A few days ago, we decided to post a couple of items from our inventory to eBay.
One of them was a Choctaw river cane basket by Rosie Joe. The buyer turned out to be someone who had previously owned the basket. He recognized it when he saw it listed in our eBay store. Upon completion of the transaction, he notified us of his prior involvement with the basket. Here are some excerpts from what he wrote us.
"Thanks, I'll tell you a little more about it. I sold items regularly to OIAG and this was one of the items I should have kept, but accidently (sic) got included in a group package that I had put together for them. I could not get it back because they told me it was not available for sale.
I had met Rosie Joe some years before that and had purchased many of her baskets from her. I had helped her collect river cane in Eastern Oklahoma and watched her prepare the cane and start weaving baskets. One day as I had gone to pick her up in Shawnee Oklahoma to take her to Eastern Oklahoma to gather river cane, she came out carrying this basket and gifted it to me for my help to her.

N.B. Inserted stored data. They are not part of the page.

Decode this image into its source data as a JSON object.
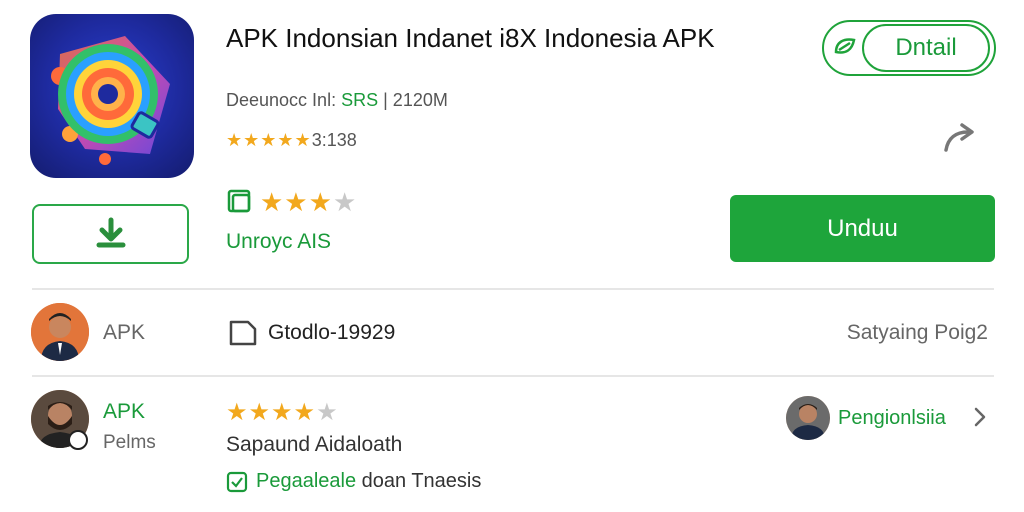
{
  "app": {
    "title": "APK Indonsian Indanet i8X Indonesia APK",
    "developer_label": "Deeunocc Inl:",
    "developer_highlight": "SRS",
    "size": "| 2120M",
    "stars": "★★★★★",
    "rating_count": "3:138"
  },
  "actions": {
    "detail_label": "Dntail",
    "unduh_label": "Unduu"
  },
  "rating2": {
    "stars_on": "★★★",
    "stars_off": "★",
    "label": "Unroyc AIS"
  },
  "row1": {
    "name": "APK",
    "file_label": "Gtodlo-19929",
    "right_label": "Satyaing Poig2"
  },
  "row2": {
    "name": "APK",
    "sub": "Pelms",
    "stars_on": "★★★★",
    "stars_off": "★",
    "desc": "Sapaund Aidaloath",
    "check_text_green": "Pegaaleale",
    "check_text_rest": " doan Tnaesis",
    "right_label": "Pengionlsiia"
  },
  "colors": {
    "accent": "#1ea53b",
    "star": "#f2a81d"
  }
}
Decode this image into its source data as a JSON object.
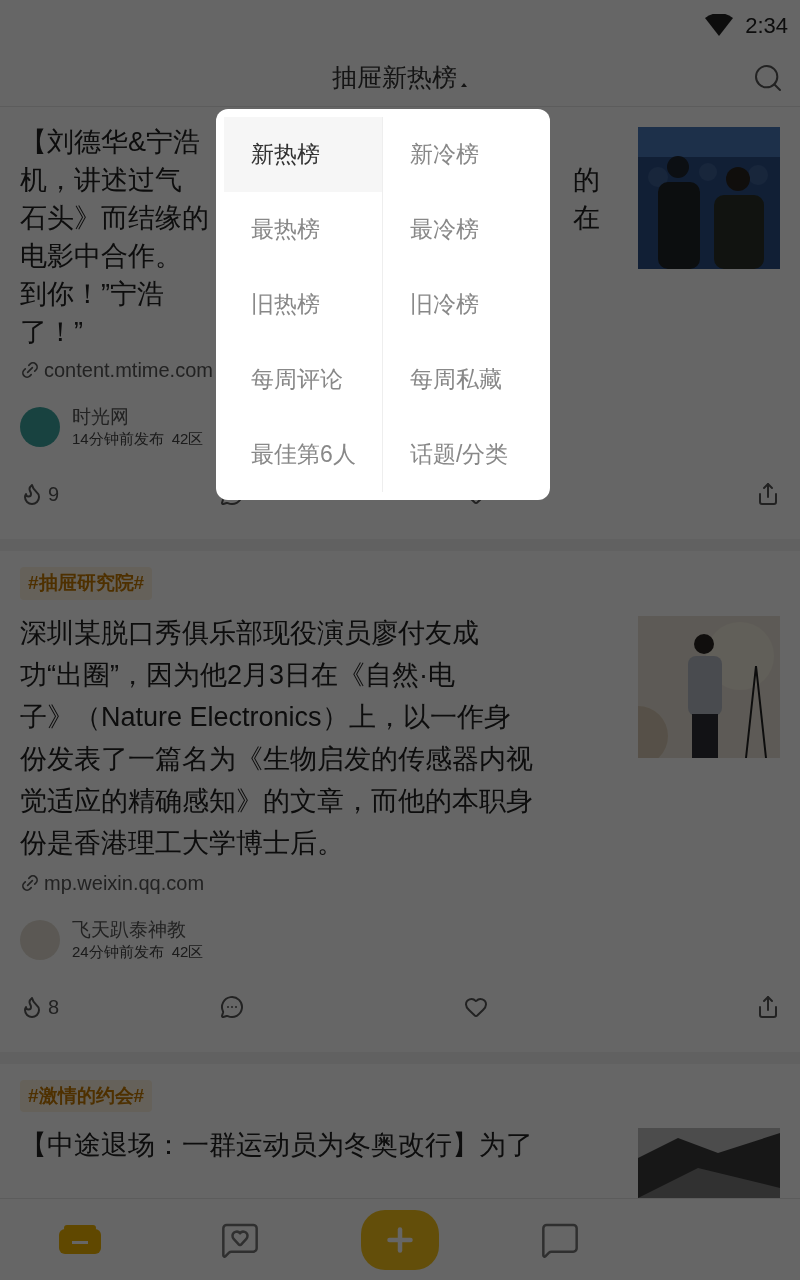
{
  "status_bar": {
    "time": "2:34"
  },
  "header": {
    "title": "抽屉新热榜",
    "menu_expanded": true
  },
  "menu": {
    "items": [
      {
        "label": "新热榜",
        "selected": true
      },
      {
        "label": "新冷榜",
        "selected": false
      },
      {
        "label": "最热榜",
        "selected": false
      },
      {
        "label": "最冷榜",
        "selected": false
      },
      {
        "label": "旧热榜",
        "selected": false
      },
      {
        "label": "旧冷榜",
        "selected": false
      },
      {
        "label": "每周评论",
        "selected": false
      },
      {
        "label": "每周私藏",
        "selected": false
      },
      {
        "label": "最佳第6人",
        "selected": false
      },
      {
        "label": "话题/分类",
        "selected": false
      }
    ]
  },
  "posts": [
    {
      "lines": [
        {
          "left": "【刘德华&宁浩"
        },
        {
          "left": "机，讲述过气",
          "right": "的"
        },
        {
          "left": "石头》而结缘的",
          "right": "在"
        },
        {
          "left": "电影中合作。"
        },
        {
          "left": "到你！”宁浩"
        },
        {
          "left": "了！”"
        }
      ],
      "link": "content.mtime.com",
      "author": "时光网",
      "time": "14分钟前发布",
      "zone": "42区",
      "likes": "9"
    },
    {
      "tag": "#抽屉研究院#",
      "lines": [
        {
          "left": "深圳某脱口秀俱乐部现役演员廖付友成"
        },
        {
          "left": "功“出圈”，因为他2月3日在《自然·电"
        },
        {
          "left": "子》（Nature Electronics）上，以一作身"
        },
        {
          "left": "份发表了一篇名为《生物启发的传感器内视"
        },
        {
          "left": "觉适应的精确感知》的文章，而他的本职身"
        },
        {
          "left": "份是香港理工大学博士后。"
        }
      ],
      "link": "mp.weixin.qq.com",
      "author": "飞天趴泰神教",
      "time": "24分钟前发布",
      "zone": "42区",
      "likes": "8"
    },
    {
      "tag": "#激情的约会#",
      "lines": [
        {
          "left": "【中途退场：一群运动员为冬奥改行】为了"
        }
      ]
    }
  ],
  "bottom_nav": {
    "items": [
      {
        "selected": true
      },
      {
        "selected": false
      },
      {
        "selected": false
      }
    ]
  }
}
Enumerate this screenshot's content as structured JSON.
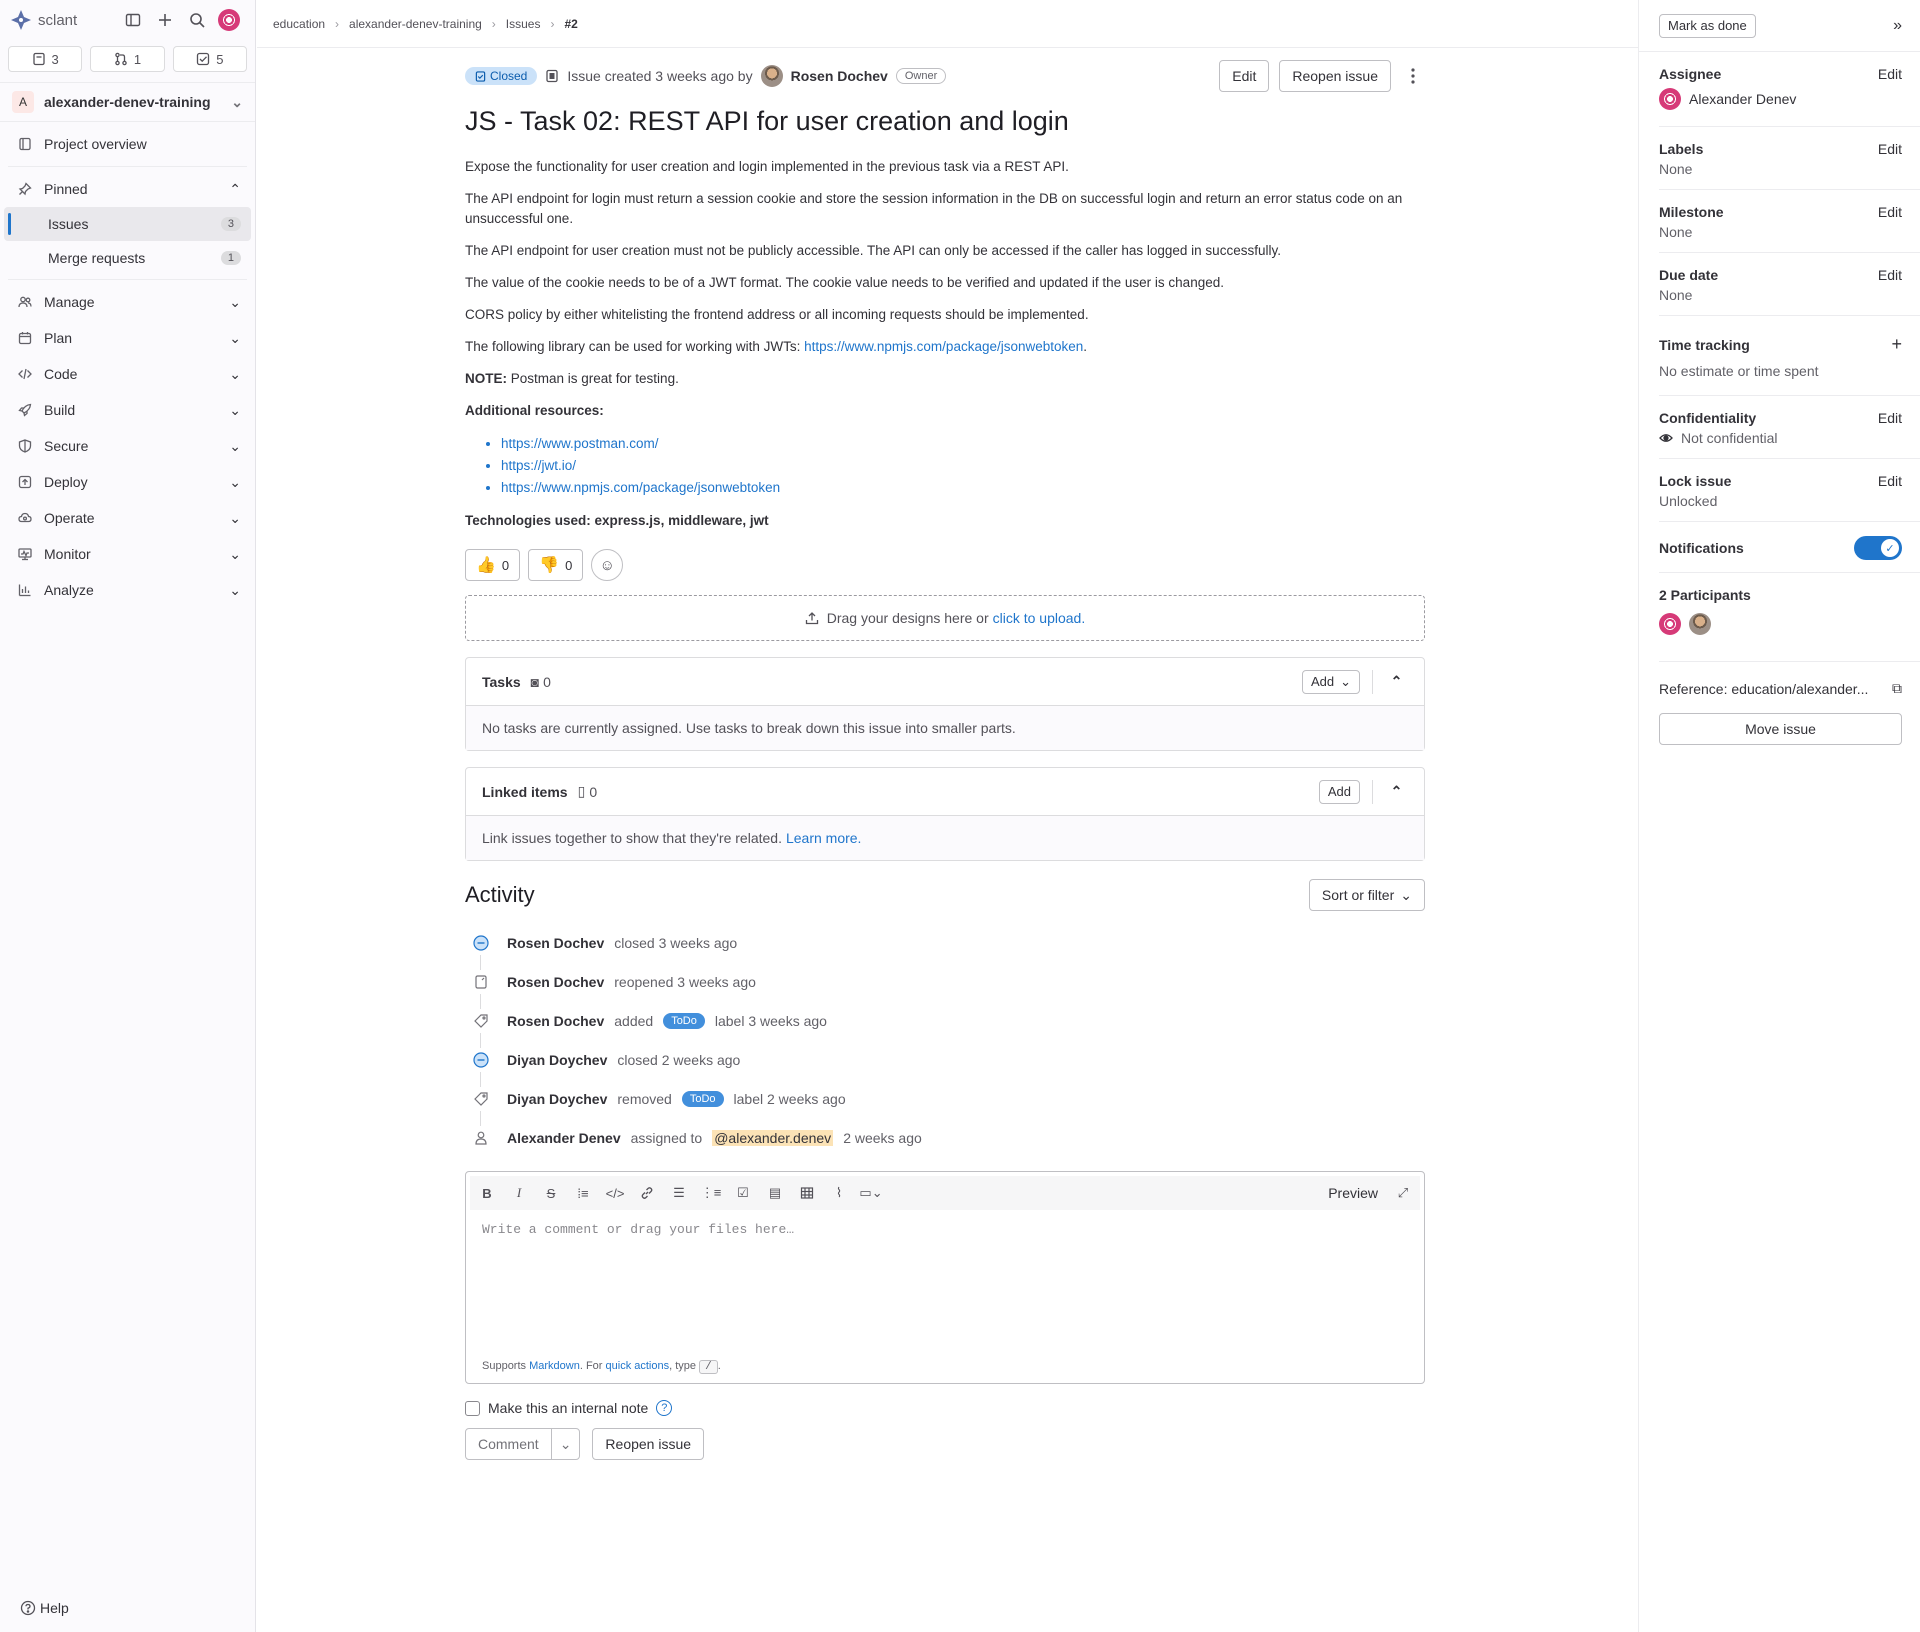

I was upset when it got away from me, and am glad it is returning home.
Rosie Joe also went by the name Rosie Lewis, never signed her baskets that I am aware of, and came from Eastern Choctaw family where her mother and grandmother taught her to weave baskets.
Thanks again for the opportunity given to me, to regain this lost basket back into my now very small collection."
This one of the things we love about trading in tribal art, whether it's Navajo folk art, Zuni carvings, pueblo pottery, African tribal masks and figurative carvings, Australian Aboriginal art and artefacts or Arctic/Inuit carvings, there is a friendly circle of shared interests and values.
We are glad to include you, dear reader, en the circle.